The Bonhoeffer book in particular put Metaxas on the map. But Metaxas was in his late 40s by that time and had been trying to establish himself as a professional writer for years. He did kids books, Veggie Tales, and a host of other smaller projects, all as he tried to both establish himself within a kind of cultural elite of the writing world and make enough money to pay the bills.
And today Metaxas, whose Bonhoeffer book while well-written did have some real academic problems, seems to be slowly morphing into another Dinesh D’Souza. He’s endorsed Trump. His latest book plays fast and loose with historical fact. He has mocked scholars who criticized the work of known hack David Barton.
What is so frustrating about this development is that I actually have liked much of Metaxas’s work. I learned a lot from Bonhoeffer, even if there were some things I needed to be corrected on after reading.
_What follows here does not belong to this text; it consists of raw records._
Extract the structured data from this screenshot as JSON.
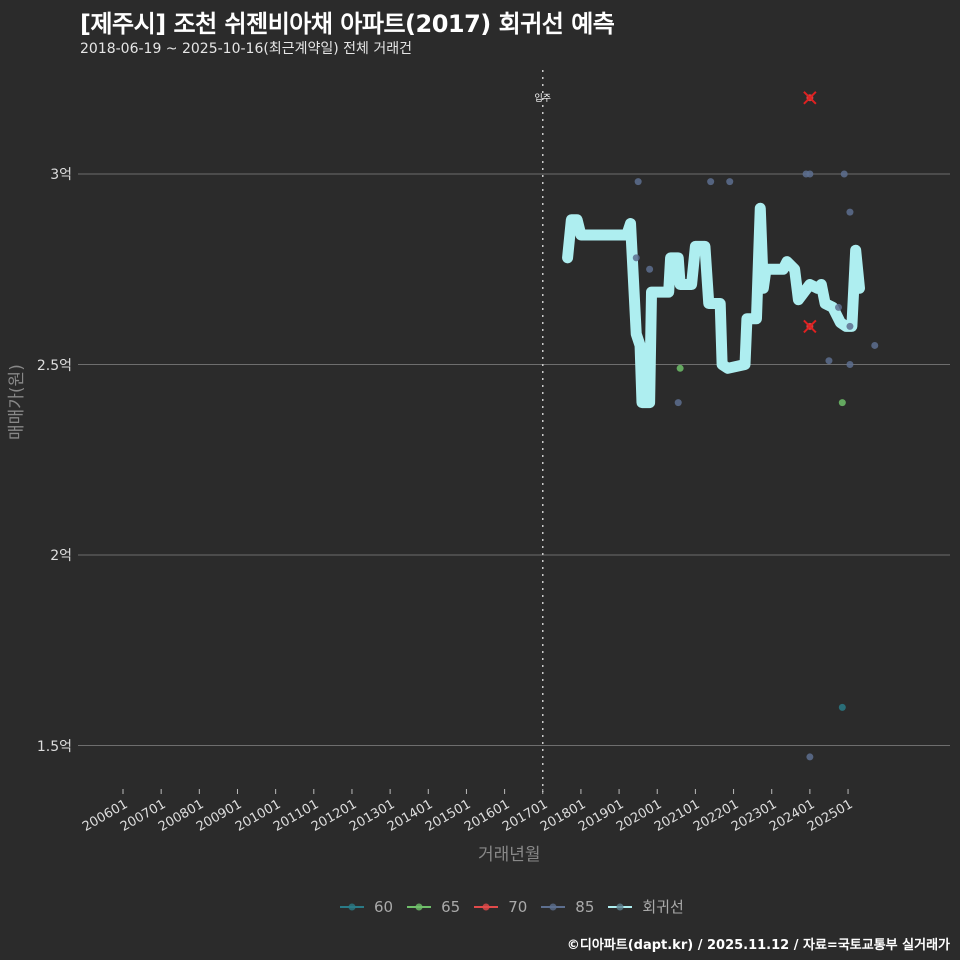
{
  "header": {
    "title": "[제주시] 조천 쉬젠비아채 아파트(2017) 회귀선 예측",
    "subtitle": "2018-06-19 ~ 2025-10-16(최근계약일) 전체 거래건"
  },
  "footer": {
    "credit": "©디아파트(dapt.kr) / 2025.11.12 / 자료=국토교통부 실거래가"
  },
  "annotation": {
    "label": "입주",
    "x": "201701"
  },
  "colors": {
    "background": "#2b2b2b",
    "grid": "#6e6e6e",
    "s60": "#2a7a86",
    "s65": "#6fbf6a",
    "s70": "#e04a4a",
    "s85": "#5d6f8f",
    "regression": "#aeeef0"
  },
  "chart_data": {
    "type": "scatter",
    "title": "[제주시] 조천 쉬젠비아채 아파트(2017) 회귀선 예측",
    "subtitle": "2018-06-19 ~ 2025-10-16(최근계약일) 전체 거래건",
    "xlabel": "거래년월",
    "ylabel": "매매가(원)",
    "x_ticks": [
      "200601",
      "200701",
      "200801",
      "200901",
      "201001",
      "201101",
      "201201",
      "201301",
      "201401",
      "201501",
      "201601",
      "201701",
      "201801",
      "201901",
      "202001",
      "202101",
      "202201",
      "202301",
      "202401",
      "202501"
    ],
    "y_ticks": [
      {
        "value": 1.5,
        "label": "1.5억"
      },
      {
        "value": 2.0,
        "label": "2억"
      },
      {
        "value": 2.5,
        "label": "2.5억"
      },
      {
        "value": 3.0,
        "label": "3억"
      }
    ],
    "ylim": [
      1.4,
      3.27
    ],
    "grid": true,
    "legend_position": "bottom",
    "legend": [
      "60",
      "65",
      "70",
      "85",
      "회귀선"
    ],
    "vline": {
      "x": 2017.0,
      "label": "입주"
    },
    "series": [
      {
        "name": "60",
        "points": [
          [
            2024.85,
            1.6
          ]
        ]
      },
      {
        "name": "65",
        "points": [
          [
            2020.6,
            2.49
          ],
          [
            2024.85,
            2.4
          ]
        ]
      },
      {
        "name": "70",
        "points": [
          [
            2024.0,
            3.2,
            "cancelled"
          ],
          [
            2024.0,
            2.6,
            "cancelled"
          ]
        ]
      },
      {
        "name": "85",
        "points": [
          [
            2019.5,
            2.98
          ],
          [
            2019.45,
            2.78
          ],
          [
            2019.8,
            2.75
          ],
          [
            2020.55,
            2.4
          ],
          [
            2021.4,
            2.98
          ],
          [
            2021.9,
            2.98
          ],
          [
            2023.9,
            3.0
          ],
          [
            2024.0,
            3.0
          ],
          [
            2024.9,
            3.0
          ],
          [
            2024.5,
            2.51
          ],
          [
            2024.75,
            2.65
          ],
          [
            2025.05,
            2.9
          ],
          [
            2025.05,
            2.6
          ],
          [
            2025.05,
            2.5
          ],
          [
            2025.7,
            2.55
          ],
          [
            2024.0,
            1.47
          ]
        ]
      },
      {
        "name": "회귀선",
        "points": [
          [
            2017.65,
            2.78
          ],
          [
            2017.75,
            2.88
          ],
          [
            2017.9,
            2.88
          ],
          [
            2018.0,
            2.84
          ],
          [
            2019.2,
            2.84
          ],
          [
            2019.3,
            2.87
          ],
          [
            2019.45,
            2.58
          ],
          [
            2019.55,
            2.55
          ],
          [
            2019.6,
            2.4
          ],
          [
            2019.8,
            2.4
          ],
          [
            2019.85,
            2.69
          ],
          [
            2020.3,
            2.69
          ],
          [
            2020.35,
            2.78
          ],
          [
            2020.55,
            2.78
          ],
          [
            2020.6,
            2.71
          ],
          [
            2020.9,
            2.71
          ],
          [
            2021.0,
            2.81
          ],
          [
            2021.25,
            2.81
          ],
          [
            2021.35,
            2.66
          ],
          [
            2021.65,
            2.66
          ],
          [
            2021.7,
            2.5
          ],
          [
            2021.85,
            2.49
          ],
          [
            2022.3,
            2.5
          ],
          [
            2022.35,
            2.62
          ],
          [
            2022.6,
            2.62
          ],
          [
            2022.7,
            2.91
          ],
          [
            2022.78,
            2.7
          ],
          [
            2022.85,
            2.75
          ],
          [
            2023.3,
            2.75
          ],
          [
            2023.4,
            2.77
          ],
          [
            2023.6,
            2.75
          ],
          [
            2023.7,
            2.67
          ],
          [
            2024.0,
            2.71
          ],
          [
            2024.2,
            2.7
          ],
          [
            2024.3,
            2.71
          ],
          [
            2024.4,
            2.66
          ],
          [
            2024.6,
            2.65
          ],
          [
            2024.8,
            2.61
          ],
          [
            2024.95,
            2.6
          ],
          [
            2025.1,
            2.6
          ],
          [
            2025.2,
            2.8
          ],
          [
            2025.3,
            2.7
          ]
        ]
      }
    ]
  }
}
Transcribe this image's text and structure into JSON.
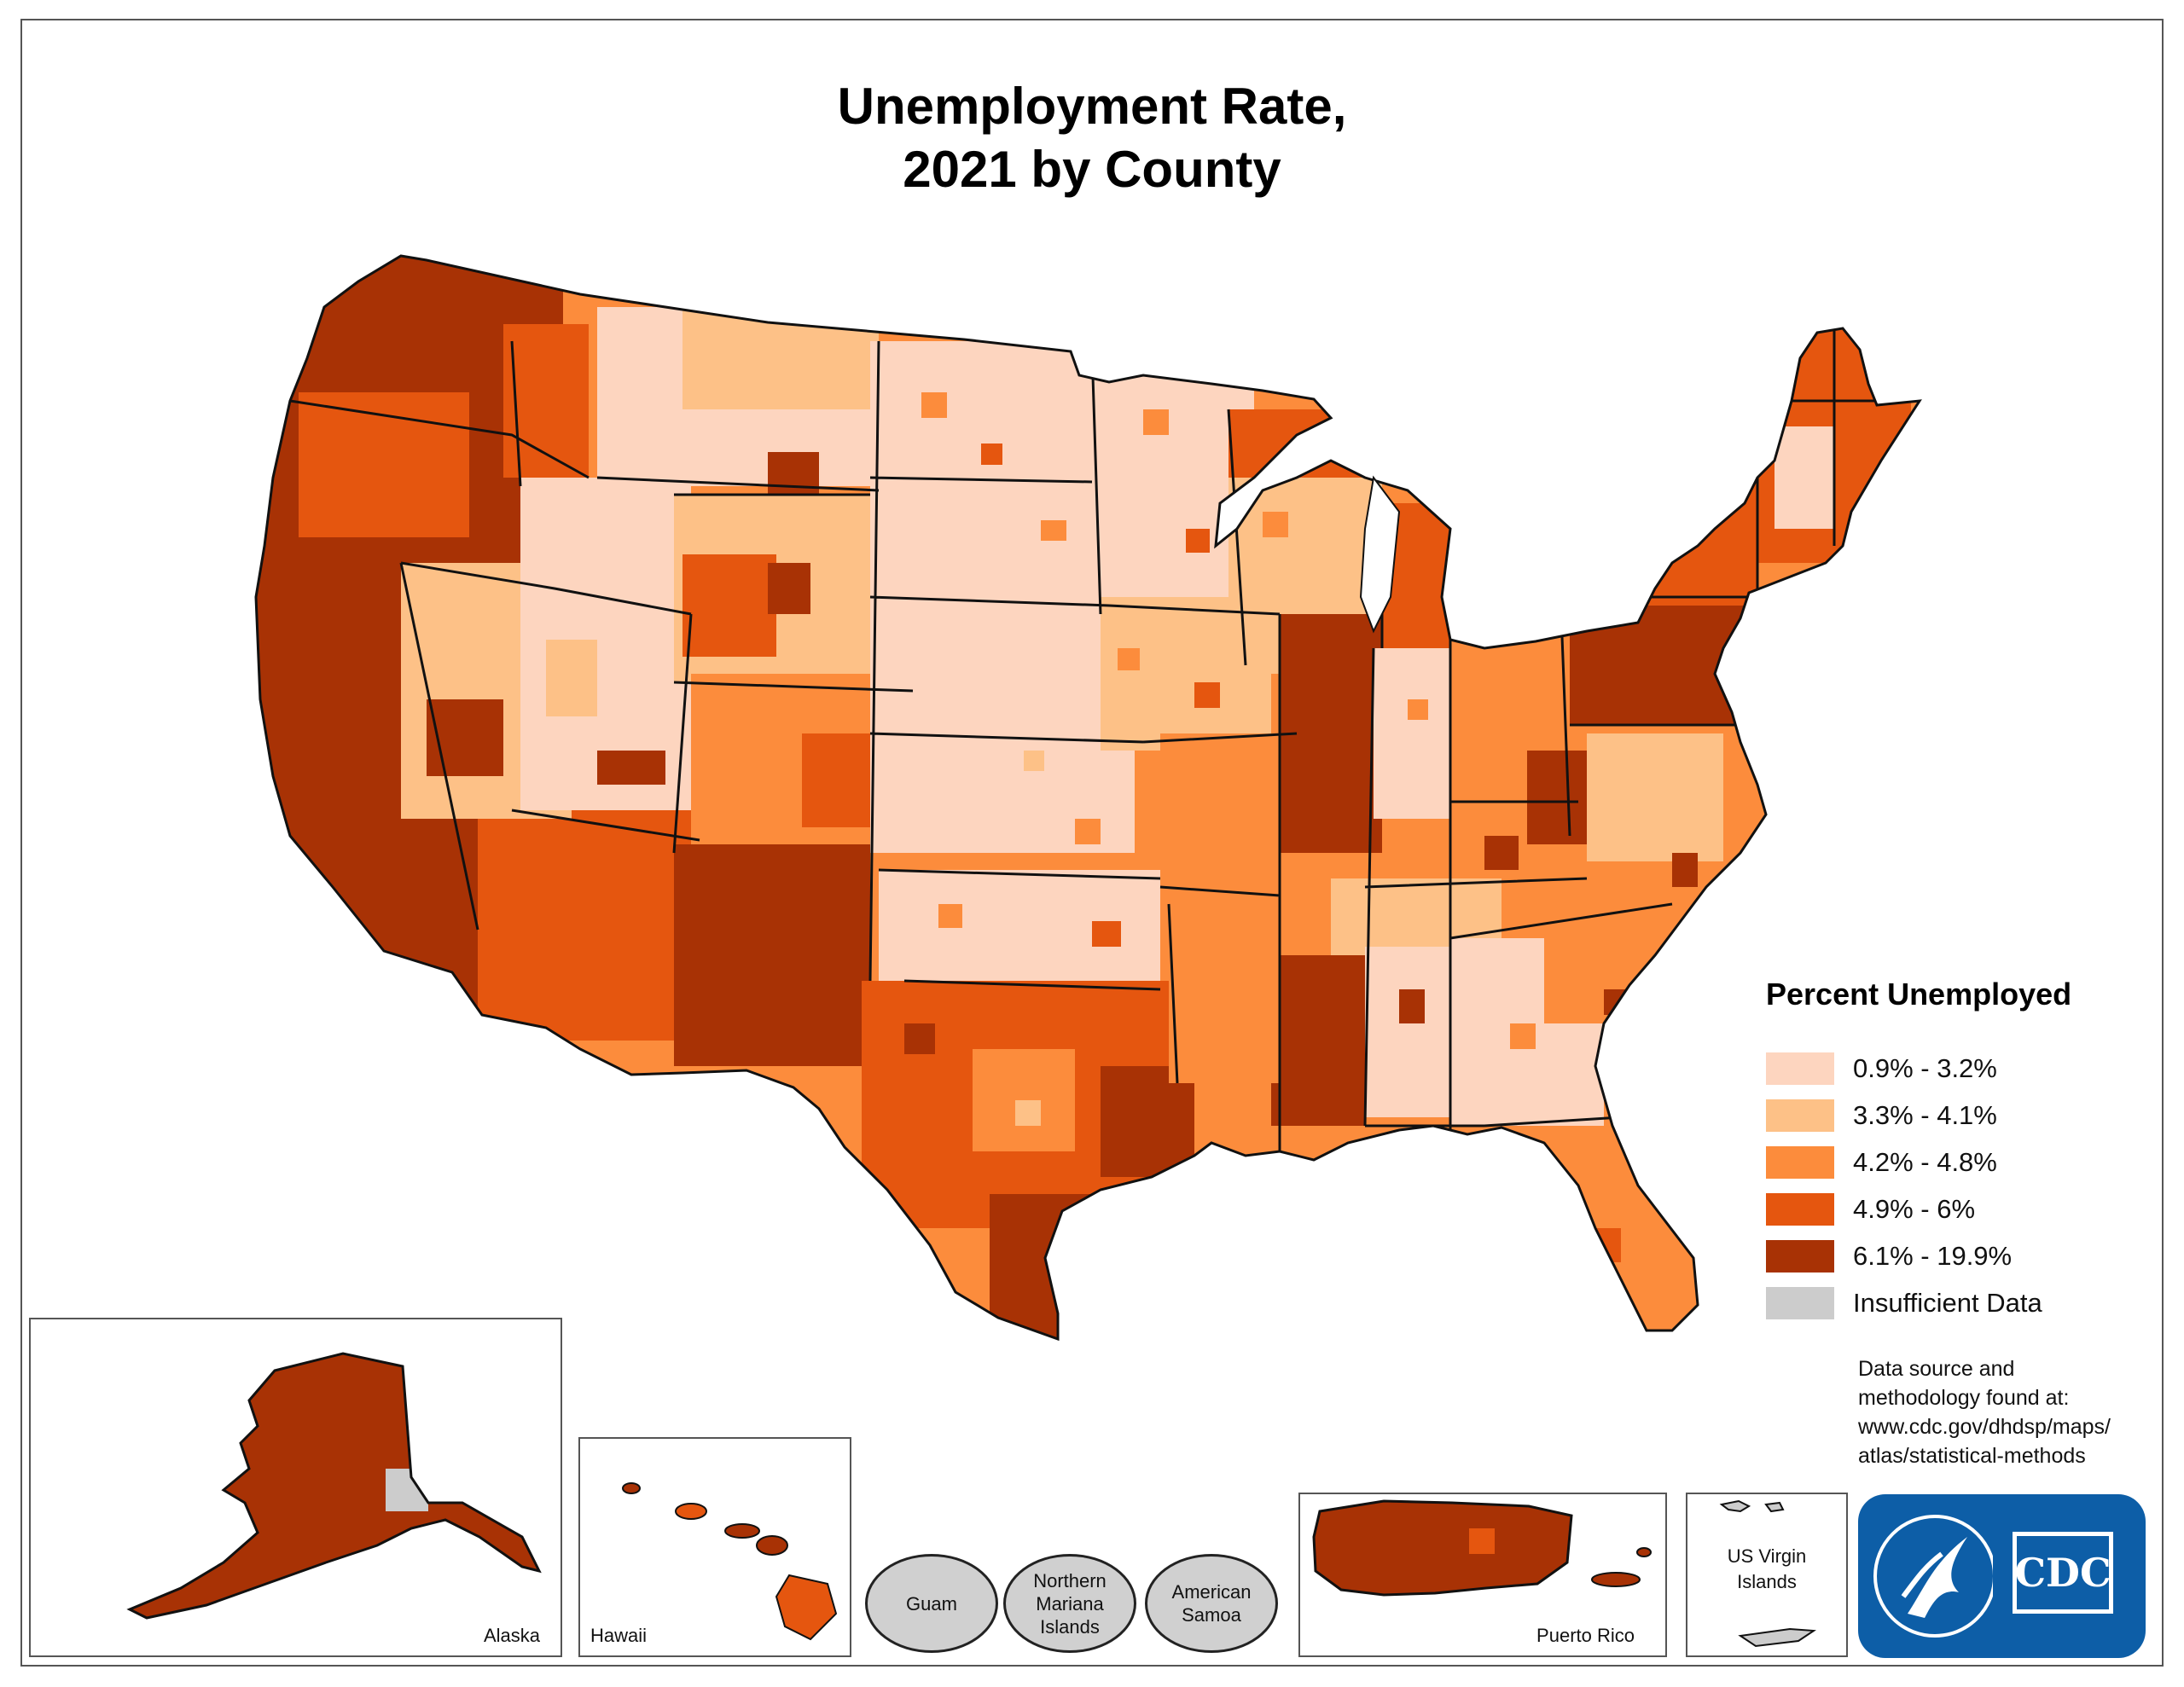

His work with Breakpoint has been both helpful and important. I’ve heard many good things about his Socrates in the City events in New York. If we’re drawing up teams in the culture war (which I generally don’t like doing, but OK) Metaxas and I are on the same team.
Even so, the way that Metaxas has turned himself into a media brand has hurt him. He is less useful to the conservative movement precisely because he has become such a branded member of that movement.
Metaxas is an extreme example, but there are many others who are only different from him in the degree to which they are afflicted by this problem. And, to be sure, this problem cannot be limited to one slice of the blogosphere. There are movement soldiers in most every online movement. The left has them. The right has them. Reformed evangelicalism has them. Progressive Christianity has them.
Indeed, it’s hard to be too tough on Metaxas because so much of the space in which we make writers today pushes us toward the sort of branding sensibilities that Metaxas so embodies. There is enormous pressure to embrace the sensational in order to win the attention of the squirrel-like internet masses. Our viability as authors with major publishers is judged at least in part by our Twitter followings even though Twitter follower counts mean basically nothing.
We are pressured, like the journalists Oliver describes, to build a “platform” on social media and to see ourselves as “authorpreneurs.” Of course, once we become personal businesses, we must consider the many questions that businesses must by necessity address. How do I manage customer relations in ways that will make people keep buying my product? How do I maintain good relations with other businesses in my niche?
And the trouble with all of this is that it teaches us as writers to think first of ourselves and only secondly about things like artistic craft, virtue, and truth. Moreover it shapes us into a kind of hyper self-awareness that is probably antithetical to cultivating the virtue of humility, which rests very near the center of Christian piety.
So the problem facing aspiring writers today is not simply one of employment status, although that is a major problem. We also must find ways of disciplining ourselves in the virtues necessary to produce good writing without the support structure that many American writers have enjoyed until quite recently and we must do that while operating under a set of pressures and constraints that older American writers generally did not face.
To be sure, we need to find a solution to the problem of funding journalistic work. But if we figure that out and there are no serious journalists to employ, we have actually accomplished very little.